O jejum não é algo inventado ou mesmo inspirado na espiritualidade cristã; outras religiões já praticavam o exercício de se abster de alimentos ou de alguns alimentos.
No entanto, para a Igreja o jejum possui uma estrada que converge com o sofrimento de Cristo e a conquista das virtudes.
É sabido que, antes do cristianismo ser aceito pelo Império Romano como uma religião, muitos cristãos foram levados à morte por causa de Jesus.
Jejum e Dieta ou Jejum Intermitente
Bem, preciso ser franco, ao mesmo tempo que não subestimo sua inteligência. Primeiro, eu realmente acredito que você saberia diferenciar o jejum de uma dieta.
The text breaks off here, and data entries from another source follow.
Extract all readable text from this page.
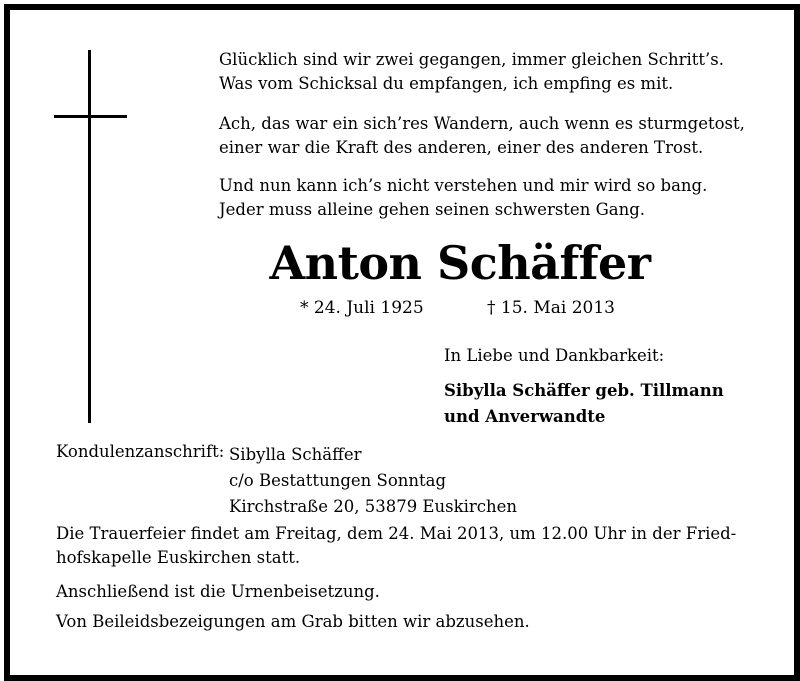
Glücklich sind wir zwei gegangen, immer gleichen Schritt’s.
Was vom Schicksal du empfangen, ich empfing es mit.
Ach, das war ein sich’res Wandern, auch wenn es sturmgetost,
einer war die Kraft des anderen, einer des anderen Trost.
Und nun kann ich’s nicht verstehen und mir wird so bang.
Jeder muss alleine gehen seinen schwersten Gang.
Anton Schäffer
* 24. Juli 1925	† 15. Mai 2013
In Liebe und Dankbarkeit:
Sibylla Schäffer geb. Tillmann
und Anverwandte
Kondulenzanschrift: Sibylla Schäffer
c/o Bestattungen Sonntag
Kirchstraße 20, 53879 Euskirchen
Die Trauerfeier findet am Freitag, dem 24. Mai 2013, um 12.00 Uhr in der Fried-
hofskapelle Euskirchen statt.
Anschließend ist die Urnenbeisetzung.
Von Beileidsbezeigungen am Grab bitten wir abzusehen.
Contudo alguns possam se valer de um jejum intermitente ou mesmo de uma dieta para fins de saúde ou estética, e tudo bem, o jejum católico não possui esta preocupação.
Mas veja, o jejum proposto pela Igreja não é um desprezo pelo corpo, é antes um reconhecimento de que o que nos mantém saudáveis não depende de nós; depende sempre de algo externo a nós.
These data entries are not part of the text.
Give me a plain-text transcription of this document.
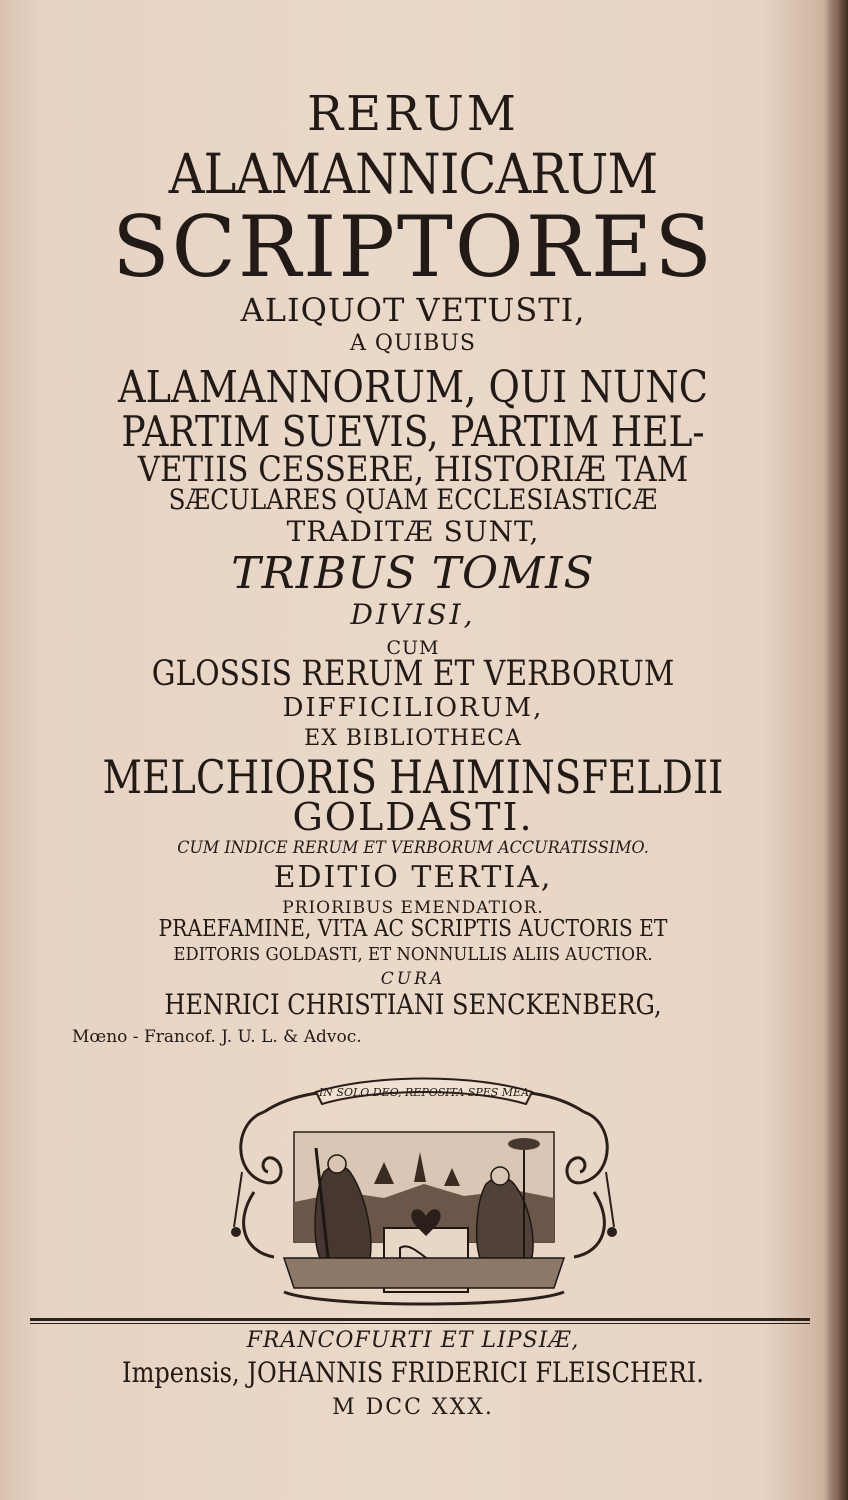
RERUM
ALAMANNICARUM
SCRIPTORES
ALIQUOT VETUSTI,
A QUIBUS
ALAMANNORUM, QUI NUNC
PARTIM SUEVIS, PARTIM HEL-
VETIIS CESSERE, HISTORIÆ TAM
SÆCULARES QUAM ECCLESIASTICÆ
TRADITÆ SUNT,
TRIBUS TOMIS
DIVISI,
CUM
GLOSSIS RERUM ET VERBORUM
DIFFICILIORUM,
EX BIBLIOTHECA
MELCHIORIS HAIMINSFELDII
GOLDASTI.
CUM INDICE RERUM ET VERBORUM ACCURATISSIMO.
EDITIO TERTIA,
PRIORIBUS EMENDATIOR.
PRAEFAMINE, VITA AC SCRIPTIS AUCTORIS ET
EDITORIS GOLDASTI, ET NONNULLIS ALIIS AUCTIOR.
CURA
HENRICI CHRISTIANI SENCKENBERG,
Mœno - Francof. J. U. L. & Advoc.
IN SOLO DEO, REPOSITA SPES MEA
FRANCOFURTI ET LIPSIÆ,
Impensis, JOHANNIS FRIDERICI FLEISCHERI.
M DCC XXX.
Ao jejuar, reconhecemos o quão valioso é o alimento e o quanto necessitamos dele. Abster-se dos alimentos, no propósito cristão, além de ser um exercício de humildade, remove um véu e nos faz perceber nossa fragilidade.
Como os Padres da Igreja Viviam o Testemunho e o Jejum
Você já se imaginou vivendo nas primeiras eras cristãs? Com toda a certeza havia muitos problemas; um dos maiores eram as perseguições do Império.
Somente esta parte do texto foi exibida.